Desde la cresta de la colina el Sabueso distinguía con toda claridad su forma: un imponente recinto amurallado compuesto por seis lienzos verticales de piedra oscura, con una altura no inferior a las doce zancadas, y provisto de una enorme torre cilíndrica en cada una de sus esquinas. En su interior se atisbaba un gran patio central, rodeado de tejados de pizarra gris, y, fuera, justo delante, se desplegaba otra muralla, la mitad de alta que la otra pero también bastante grande, tachonada con una docena de torretas. Uno de los lados daba al río y los otros cinco disponían de un ancho foso, de tal modo que el conjunto constituía una especie de isla de piedra.
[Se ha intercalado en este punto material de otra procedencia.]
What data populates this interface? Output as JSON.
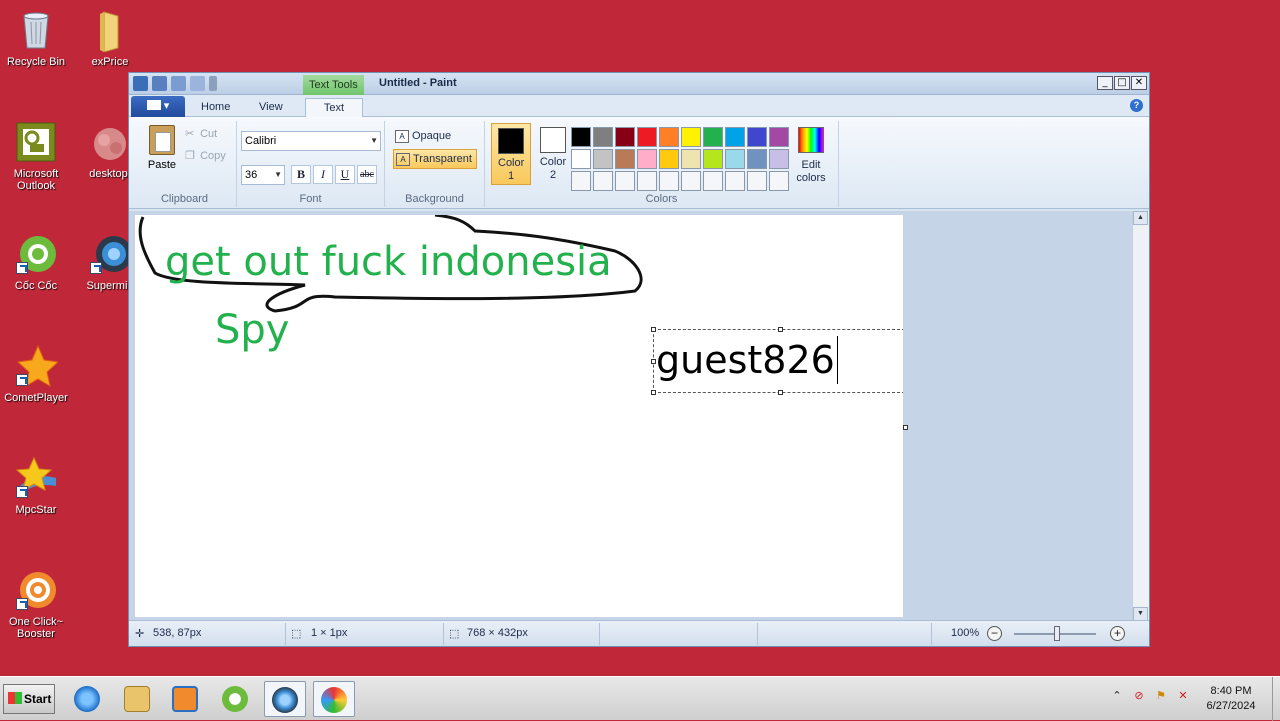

Para acceder a la fortaleza había un único puente que desembocaba en una barbacana del tamaño de una colina.
—Me cago en la puta —dijo Dow—. ¿Habías visto alguna vez un pedazo de muralla como ésa? ¿Cómo logró Bethod meterse ahí dentro?
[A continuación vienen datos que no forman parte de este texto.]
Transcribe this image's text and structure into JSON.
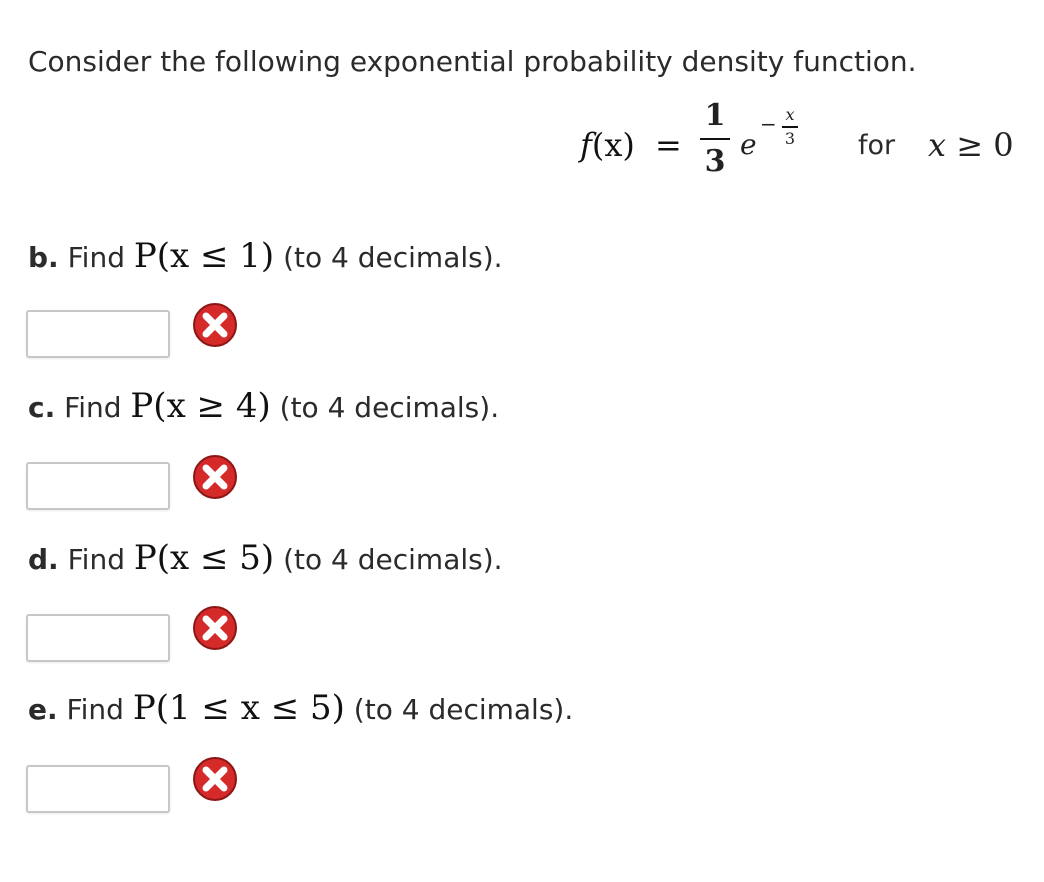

El Sabueso sacudió la cabeza.
—Eso ya poco importa. Pero no creo que vaya a poder meter ahí a todo su ejército.
—Ni querrá hacerlo —terció Tresárboles—. Eso no va con Bethod. No es su estilo. Preferirá tenerlo fuera, para poder desplazarlo si se presenta la oportunidad de pillarlos desprevenidos.
—Ajá —gruñó Hosco.
—¡Maldita Unión! —maldijo Dow—. ¡Nunca están en guardia! ¡Nos hemos tirado una eternidad siguiendo a Bethod desde el sur y esos gilipollas le han dejado pasar de largo sin plantarle cara! ¡Y ahora está ahí metido tras unas murallas, con comida y agua de sobra, esperándonos tan tranquilo!
Tresárboles chasqueó la lengua.
—¿Qué sentido tiene lamentarse de eso ahora? También a ti se te ha escabullido Bethod una o dos veces, si no recuerdo mal.
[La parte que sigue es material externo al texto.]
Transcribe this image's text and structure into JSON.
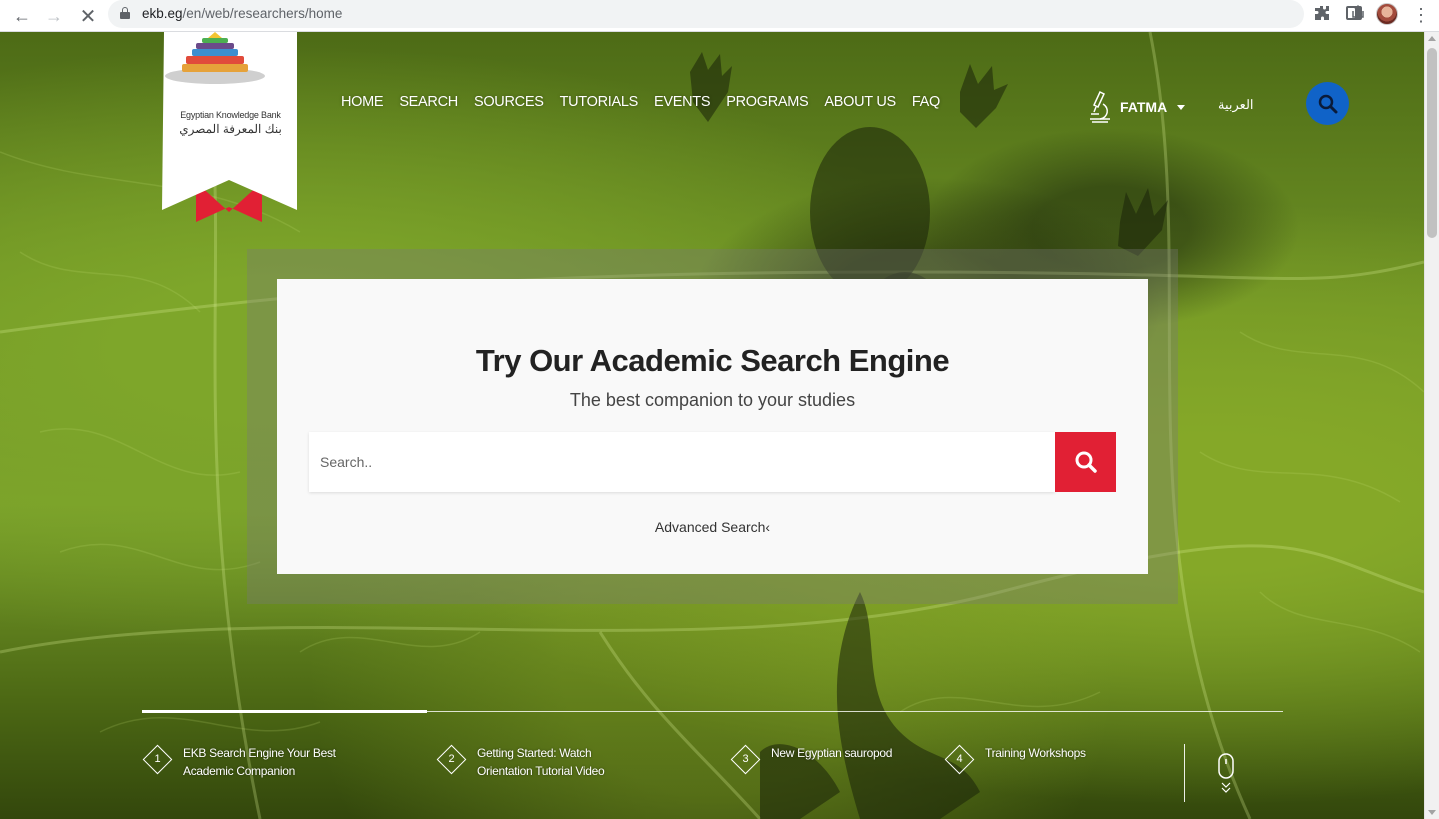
{
  "browser": {
    "url_host": "ekb.eg",
    "url_path": "/en/web/researchers/home"
  },
  "logo": {
    "name_en": "Egyptian Knowledge Bank",
    "name_ar": "بنك المعرفة المصري"
  },
  "nav": {
    "items": [
      "HOME",
      "SEARCH",
      "SOURCES",
      "TUTORIALS",
      "EVENTS",
      "PROGRAMS",
      "ABOUT US",
      "FAQ"
    ]
  },
  "user": {
    "name": "FATMA"
  },
  "language_link": "العربية",
  "search": {
    "title": "Try Our Academic Search Engine",
    "subtitle": "The best companion to your studies",
    "placeholder": "Search..",
    "advanced_label": "Advanced Search‹"
  },
  "slides": [
    {
      "number": "1",
      "label": "EKB Search Engine Your Best Academic Companion"
    },
    {
      "number": "2",
      "label": "Getting Started: Watch Orientation Tutorial Video"
    },
    {
      "number": "3",
      "label": "New Egyptian sauropod"
    },
    {
      "number": "4",
      "label": "Training Workshops"
    }
  ],
  "slider_progress": 0.25,
  "colors": {
    "search_button": "#e12034",
    "top_search_button": "#1063c8",
    "logo_ribbon": "#e12034"
  }
}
—Hummm. Ese tiene una endemoniada habilidad para presentarse donde menos se le espera.
El Sabueso volvió a mirar la fortaleza, el río de detrás, el amplio valle y el terreno elevado que se extendía al otro lado cubierto de árboles.
—No me extrañaría nada que tuviera hombres en esos montes de ahí y también en los bosques que rodean el foso.
—Bueno, ahora que lo tienes todo bien claro, ya sólo nos queda saber una cosa —dijo Dow—. ¿Te la ha chupado ya?
—¿Cómo? —repuso el Sabueso sin saber qué decir. Tul estalló en un torrente de carcajadas. El propio Tresárboles soltó una risilla. E incluso Hosco profirió un ruido, como una exhalación, aunque un poco más sonora.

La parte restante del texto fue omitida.